Depois, o vinho é armazenado com seus resíduos. Tanto o processo de maceração, quanto o de fermentação têm grande importância na qualidade final do vinho que passa por três semanas de fermentação e por enquanto tem apenas cerca de 8% de volume de álcool.
Nesse ponto estão perfeitos para serem destilados.
O destilador utilizado na região é totalmente feito de cobre, material que tem efeito catalisador e não afeta os sabores do vinho. A parte inferior do caldeirão - onde fica o líquido a ser destilado - fica em permanente contato com a chama da fornalha. O vinho é uniformemente aquecido, com seus resíduos, através de uma grande superfície. Os álcoois e éteres evaporam, são canalizados, depois são condensados e coletados em forma de líquido.

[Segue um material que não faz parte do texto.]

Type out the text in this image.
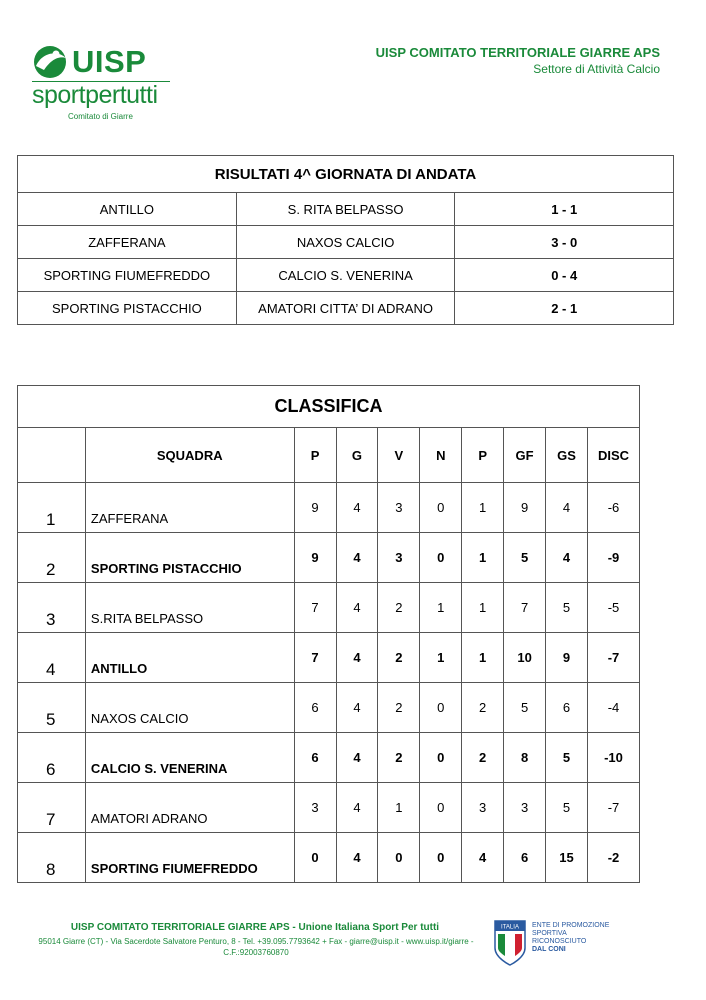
UISP
sportpertutti
Comitato di Giarre
UISP COMITATO TERRITORIALE GIARRE APS
Settore di Attività Calcio
RISULTATI 4^ GIORNATA DI ANDATA		
ANTILLO	S. RITA BELPASSO	1 - 1
ZAFFERANA	NAXOS CALCIO	3 - 0
SPORTING FIUMEFREDDO	CALCIO S. VENERINA	0 - 4
SPORTING PISTACCHIO	AMATORI CITTA’ DI ADRANO	2 - 1
CLASSIFICA									
	SQUADRA	P	G	V	N	P	GF	GS	DISC
1	ZAFFERANA	9	4	3	0	1	9	4	-6
2	SPORTING PISTACCHIO	9	4	3	0	1	5	4	-9
3	S.RITA BELPASSO	7	4	2	1	1	7	5	-5
4	ANTILLO	7	4	2	1	1	10	9	-7
5	NAXOS CALCIO	6	4	2	0	2	5	6	-4
6	CALCIO S. VENERINA	6	4	2	0	2	8	5	-10
7	AMATORI ADRANO	3	4	1	0	3	3	5	-7
8	SPORTING FIUMEFREDDO	0	4	0	0	4	6	15	-2
UISP COMITATO TERRITORIALE GIARRE APS - Unione Italiana Sport Per tutti
95014 Giarre (CT) - Via Sacerdote Salvatore Penturo, 8 - Tel. +39.095.7793642 + Fax - giarre@uisp.it - www.uisp.it/giarre - C.F.:92003760870
ITALIA ENTE DI PROMOZIONE
SPORTIVA
RICONOSCIUTO
DAL CONI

A destilação acontece em duas fases, por meio de dois circuitos de aquecimento chamados "chauffes".
O primeiro, que demora de oito a dez horas, produz um líquido turvo, com 24 a 30% de volume de álcool. Esse líquido, chamado "brouillis" é depois redestilado. O segundo aquecimento leva cerca de 12 horas.
Desta vez, apenas o melhor, ou "o coração" da destilação, é mantido. O destilador separa o "heart" (coração) do "head" (cabeça) e do "tail" (cauda), através de um processo chamado "cutting" (corte ou separação).

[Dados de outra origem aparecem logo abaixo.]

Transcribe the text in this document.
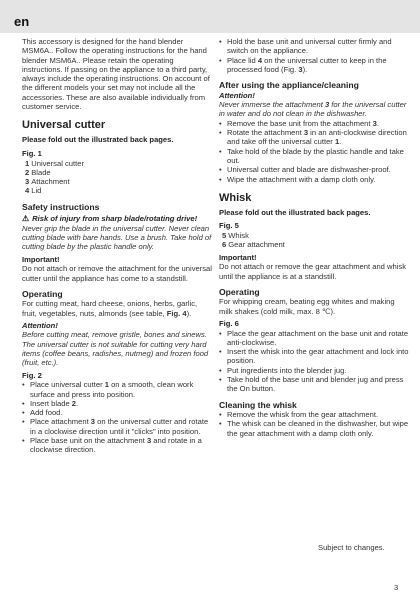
en

This accessory is designed for the hand blender MSM6A.. Follow the operating instructions for the hand blender MSM6A.. Please retain the operating instructions. If passing on the appliance to a third party, always include the operating instructions. On account of the different models your set may not include all the accessories. These are also available individually from customer service.

Universal cutter

Please fold out the illustrated back pages.

Fig. 1

1 Universal cutter
2 Blade
3 Attachment
4 Lid

Safety instructions

⚠ Risk of injury from sharp blade/rotating drive!

Never grip the blade in the universal cutter. Never clean cutting blade with bare hands. Use a brush. Take hold of cutting blade by the plastic handle only.

Important!

Do not attach or remove the attachment for the universal cutter until the appliance has come to a standstill.

Operating

For cutting meat, hard cheese, onions, herbs, garlic, fruit, vegetables, nuts, almonds (see table, Fig. 4).

Attention!

Before cutting meat, remove gristle, bones and sinews. The universal cutter is not suitable for cutting very hard items (coffee beans, radishes, nutmeg) and frozen food (fruit, etc.).

Fig. 2

• Place universal cutter 1 on a smooth, clean work surface and press into position.
• Insert blade 2.
• Add food.
• Place attachment 3 on the universal cutter and rotate in a clockwise direction until it "clicks" into position.
• Place base unit on the attachment 3 and rotate in a clockwise direction.
• Hold the base unit and universal cutter firmly and switch on the appliance.
• Place lid 4 on the universal cutter to keep in the processed food (Fig. 3).

After using the appliance/cleaning

Attention!

Never immerse the attachment 3 for the universal cutter in water and do not clean in the dishwasher.

• Remove the base unit from the attachment 3.
• Rotate the attachment 3 in an anti-clockwise direction and take off the universal cutter 1.
• Take hold of the blade by the plastic handle and take out.
• Universal cutter and blade are dishwasher-proof.
• Wipe the attachment with a damp cloth only.

Whisk

Please fold out the illustrated back pages.

Fig. 5

5 Whisk
6 Gear attachment

Important!

Do not attach or remove the gear attachment and whisk until the appliance is at a standstill.

Operating

For whipping cream, beating egg whites and making milk shakes (cold milk, max. 8 ℃).

Fig. 6

• Place the gear attachment on the base unit and rotate anti-clockwise.
• Insert the whisk into the gear attachment and lock into position.
• Put ingredients into the blender jug.
• Take hold of the base unit and blender jug and press the On button.

Cleaning the whisk

• Remove the whisk from the gear attachment.
• The whisk can be cleaned in the dishwasher, but wipe the gear attachment with a damp cloth only.
Subject to changes.
3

Um processo semelhante é usado para elaboração da nossa cachaça, por exemplo. O "head" e o "tail" são misturados à próxima porção de vinho e são redestilados. Fica somente o "coração", com volume de álcool entre 68 e 72%.
O vinho destilado ainda envelhece antes de se tornar cognac.
O envelhecimento é feito em barris de carvalho de 270 a 450 litros e pode durara anos. O nível natural de umidade nos ambientes são um dos principais fatores no amadurecimento dos aromas, devido à evaporação.
Afinal, nesse período, o cognac perde de 3 a 4% de seu volume alcoólico, por ano ou absurdas 27 milhões de garrafas por ano!
Apesar de ser uma perda, é necessária para a maturação do processo e é poeticamente conhecida como "a parte dos anjos".
Como todo produto famoso, o cognac também tem sua lenda.
Diz-se que o segredo da dupla destilação foi descoberto no século 16, pelo cavaleiro Jacques de la Croix-Maron, durante um pesadelo: Satanás, desejando a alma do cognac, tentou fervê-lo sem sucesso.
Quando o demônio ameaçou fervê-lo novamente, o cavaleiro acordou repentinamente e convenceu-se de que, destilando seu vinho pela segunda vez a qualidade melhoraria. Assim fez e assim constatou.